Nouvelles exigences de la CSST à bord des homardiers

Par Johanne Fournier, journaliste, graffici.ca
Tous les homardiers comme L’Écho des mers I, où prenait place Donald Bourgeois avant de chuter et de se noyer le 21 mai aux Îles-de-la-Madeleine, devront aménager un moyen qui permettra à un travailleur de remonter à bord.

Tous les homardiers comme L’Écho des mers I, où prenait place Donald Bourgeois avant de chuter et de se noyer le 21 mai aux Îles-de-la-Madeleine, devront aménager un moyen qui permettra à un travailleur de remonter à bord. Photo : Gracieuseté

La Commission de la santé et sécurité au travail (CSST) exige désormais, de la part des homardiers, le port du gilet de sauvetage par l’aide-pêcheur et un dispositif permettant de remonter un travailleur qui chute par-dessus bord.

Ces deux nouvelles mesures de prévention font partie du nouveau plan d’action de la CSST. Elles devront être respectées par les propriétaires de homardiers dès la prochaine saison de pêche au homard. «Tous les détenteurs de permis de pêche au homard ont reçu les détails relativement aux exigences de la CSST pour la saison 2012 et peuvent, dès maintenant, apporter les modifications à leur embarcation», précise le porte-parole de l’organisme, Maxime Boucher.

Résultat de deux enquêtes

Ces nouvelles exigences sont le résultat des recommandations d’enquêtes réalisées par l’organisme gouvernemental à la suite de deux accidents survenus lors des deux dernières saisons de pêche en Gaspésie et aux Îles-de-la-Madeleine. Ceux-ci avaient entraîné la mort de deux aides-pêcheurs qui travaillaient à bord de homardiers.

«Les enquêtes de la CSST ont permis de démontrer que le pavois sur les homardiers n’était pas assez haut pour retenir le travailleur, rapporte Maxime Boucher.
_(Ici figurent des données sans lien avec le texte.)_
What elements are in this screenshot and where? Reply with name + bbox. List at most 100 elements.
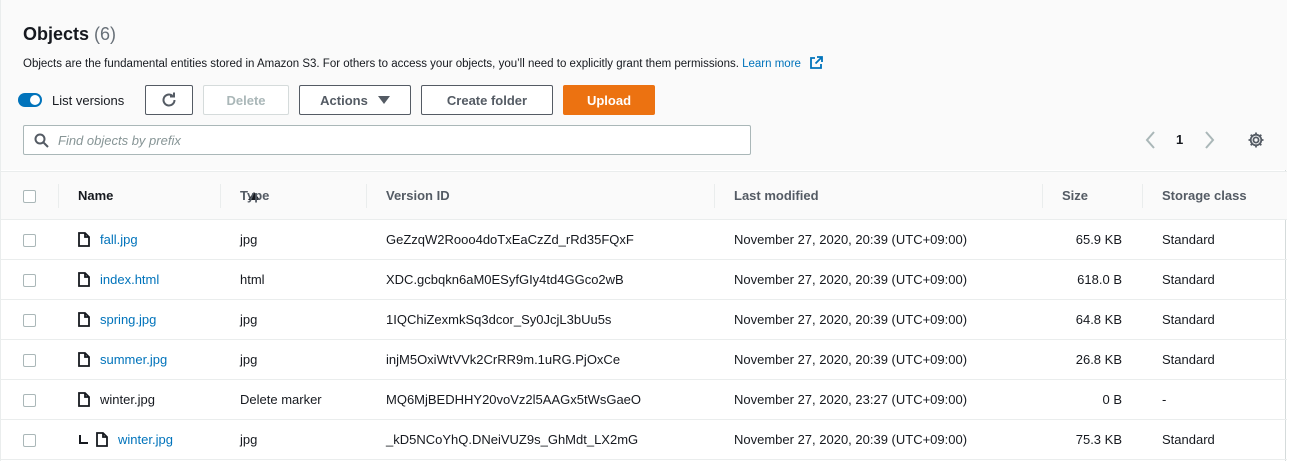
actions-label: Actions [320,92,368,108]
object-type: jpg [240,432,258,447]
header-size-label: Size [1062,188,1089,203]
search-icon [34,133,49,148]
search-box [23,125,751,155]
object-name: winter.jpg [100,392,155,407]
objects-panel: Objects (6) Objects are the fundamental … [0,0,1287,461]
header-name-label: Name [78,188,114,203]
row-checkbox[interactable] [23,394,36,408]
object-name-link[interactable]: index.html [100,272,159,287]
storage-class: Standard [1162,272,1215,287]
table-row[interactable]: winter.jpg Delete marker MQ6MjBEDHHY20vo… [1,380,1287,420]
header-select-all[interactable] [1,171,58,220]
object-name-link[interactable]: spring.jpg [100,312,156,327]
row-checkbox[interactable] [23,274,36,288]
version-id: 1IQChiZexmkSq3dcor_Sy0JcjL3bUu5s [386,312,612,327]
header-size[interactable]: Size [1042,171,1142,220]
refresh-icon [162,92,176,107]
refresh-button[interactable] [145,85,193,115]
table-row[interactable]: winter.jpg jpg _kD5NCoYhQ.DNeiVUZ9s_GhMd… [1,420,1287,460]
header-last-modified-label: Last modified [734,188,819,203]
upload-button[interactable]: Upload [563,85,655,115]
header-last-modified[interactable]: Last modified [714,171,1042,220]
create-folder-button[interactable]: Create folder [421,85,553,115]
table-row[interactable]: summer.jpg jpg injM5OxiWtVVk2CrRR9m.1uRG… [1,340,1287,380]
column-divider [714,184,715,208]
version-id: XDC.gcbqkn6aM0ESyfGIy4td4GGco2wB [386,272,624,287]
object-size: 64.8 KB [1075,312,1122,327]
delete-label: Delete [226,92,266,108]
header-version-id[interactable]: Version ID [366,171,714,220]
object-size: 0 B [1102,392,1122,407]
object-type: jpg [240,312,258,327]
objects-table: Name Type Version ID Last modified Size … [1,171,1287,460]
file-icon [78,272,90,287]
upload-label: Upload [586,92,632,108]
file-icon [78,352,90,367]
object-name-link[interactable]: summer.jpg [100,352,167,367]
object-size: 618.0 B [1077,272,1122,287]
object-name-link[interactable]: winter.jpg [118,432,173,447]
create-folder-label: Create folder [446,92,528,108]
storage-class: Standard [1162,432,1215,447]
last-modified: November 27, 2020, 20:39 (UTC+09:00) [734,312,968,327]
chevron-left-icon[interactable] [1144,130,1158,150]
column-divider [58,184,59,208]
column-divider [366,184,367,208]
version-id: _kD5NCoYhQ.DNeiVUZ9s_GhMdt_LX2mG [386,432,639,447]
object-type: jpg [240,352,258,367]
last-modified: November 27, 2020, 20:39 (UTC+09:00) [734,352,968,367]
last-modified: November 27, 2020, 20:39 (UTC+09:00) [734,272,968,287]
table-row[interactable]: fall.jpg jpg GeZzqW2Rooo4doTxEaCzZd_rRd3… [1,220,1287,260]
header-type[interactable]: Type [220,171,366,220]
object-type: jpg [240,232,258,247]
object-name-link[interactable]: fall.jpg [100,232,138,247]
list-versions-label: List versions [52,93,125,108]
description-text: Objects are the fundamental entities sto… [23,58,739,70]
delete-button[interactable]: Delete [203,85,289,115]
gear-icon[interactable] [1247,131,1265,149]
storage-class: Standard [1162,312,1215,327]
row-checkbox[interactable] [23,314,36,328]
row-checkbox[interactable] [23,434,36,448]
learn-more-link[interactable]: Learn more [742,58,801,70]
description: Objects are the fundamental entities sto… [23,56,824,70]
version-branch-icon [79,434,88,444]
object-count: (6) [94,24,117,44]
file-icon [78,232,90,247]
select-all-checkbox[interactable] [23,190,36,204]
version-id: MQ6MjBEDHHY20voVz2l5AAGx5tWsGaeO [386,392,642,407]
external-link-icon[interactable] [809,56,824,70]
table-row[interactable]: index.html html XDC.gcbqkn6aM0ESyfGIy4td… [1,260,1287,300]
last-modified: November 27, 2020, 23:27 (UTC+09:00) [734,392,968,407]
actions-dropdown-button[interactable]: Actions [299,85,411,115]
header-name[interactable]: Name [58,171,260,220]
list-versions-toggle[interactable] [18,93,42,107]
column-divider [220,184,221,208]
header-storage-class[interactable]: Storage class [1142,171,1287,220]
file-icon [78,392,90,407]
header-version-id-label: Version ID [386,188,450,203]
chevron-right-icon[interactable] [1202,130,1216,150]
storage-class: Standard [1162,352,1215,367]
page-title: Objects (6) [23,24,116,45]
table-header-row: Name Type Version ID Last modified Size … [1,171,1287,220]
header-storage-class-label: Storage class [1162,188,1247,203]
version-id: injM5OxiWtVVk2CrRR9m.1uRG.PjOxCe [386,352,621,367]
object-size: 65.9 KB [1075,232,1122,247]
toolbar: List versions Delete Actions Create fold… [1,85,1285,115]
title-text: Objects [23,24,90,44]
row-checkbox[interactable] [23,354,36,368]
search-input[interactable] [58,130,738,150]
toggle-knob [30,95,40,105]
caret-down-icon [377,96,390,104]
storage-class: Standard [1162,232,1215,247]
file-icon [78,312,90,327]
object-type: html [240,272,265,287]
object-size: 26.8 KB [1075,352,1122,367]
current-page-number[interactable]: 1 [1176,132,1183,147]
table-row[interactable]: spring.jpg jpg 1IQChiZexmkSq3dcor_Sy0Jcj… [1,300,1287,340]
object-size: 75.3 KB [1075,432,1122,447]
row-checkbox[interactable] [23,234,36,248]
object-type: Delete marker [240,392,322,407]
version-id: GeZzqW2Rooo4doTxEaCzZd_rRd35FQxF [386,232,634,247]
De plus, la zone de travail était encombrée de cordages pouvant entraîner un travailleur par-dessus bord. La CSST a aussi constaté l’absence du port du gilet de sauvetage par les aides-pêcheurs et le manque de moyen permettant de remonter le travailleur à bord du bateau.»

Le plan d’action de la CSST offrira son soutien et son accompagnement visant à aider les capitaines-propriétaires à mettre en place les correctifs recommandés.

Au Québec, 640 homardiers engagent environ 1 300 employés. Une large majorité d’entre eux exercent leurs activités en Gaspésie et aux Îles-de-la-Madeleine.

Par ailleurs, la CSST met à la disposition des travailleurs et employeurs du secteur des pêches commerciales un guide intitulé Santé et sécurité à bord des bateaux de pêche. Élaboré en collaboration avec des représentants du milieu, le guide est spécialement conçu pour renforcer les pratiques sécuritaires à bord des embarcations. «Il propose, de manière pratique et détaillée, différents moyens de prévenir les accidents», résume M. Boucher.